# dying wood veneer?



## JesseTutt (Aug 15, 2012)

The latest issue of Scrollsaw Woodworking & crafts has a project of making a box with a wooden ribbon on top.
The ribbon is make "interesting" by using dyed veneer in Red, Green, and Blue colors. All you see is the edge of the veneer.

Internet research shows the ability to purchase pre-dyed veneer or articles on using dye to make your own. If you make your own TransTint dye seems to be the popular choice. But, at $20 per color three colors gets expensive. I was planning on using some Pecan veneer that I have that is a very light brown in color.

Has anyone made their own color dyed veneer and would like to share their experiences?

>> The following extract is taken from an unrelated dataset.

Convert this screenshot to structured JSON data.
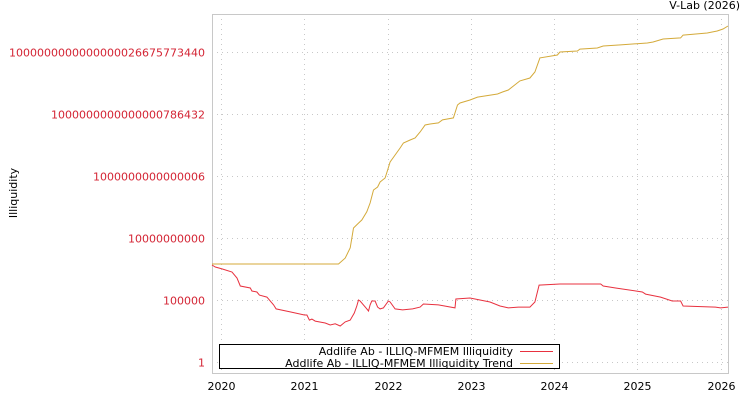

Would the light brown of the Pecan be able to be dyed a bright Red, Green, or Blue? Or should I find some Maple veneer? Or what veneer would you use?


----------



## shipwright (Sep 27, 2010)

I've done it quite a bit. Have a look here.
I use ColorFX dyes from Wood Essence.
They sell a starter kit with a dozen little bottles of concentrate that each make up about a quart.
Lots of colours for around $55.


----------



## JAAune (Jan 22, 2012)

Marc Adams does it using RIT dyes. He's got a marquetry video on the topic.

Maple is a great veneer to work and is inexpensive so that would be my veneer of choice for dye applications.


----------



## adaughhetee (Jan 20, 2011)

If you just want to buy it here you go. http://www.grizzly.com/products/Sequenced-Matched-Figured-Dyed-Primary-Colors-Veneer-3-sq-ft-/T20404


----------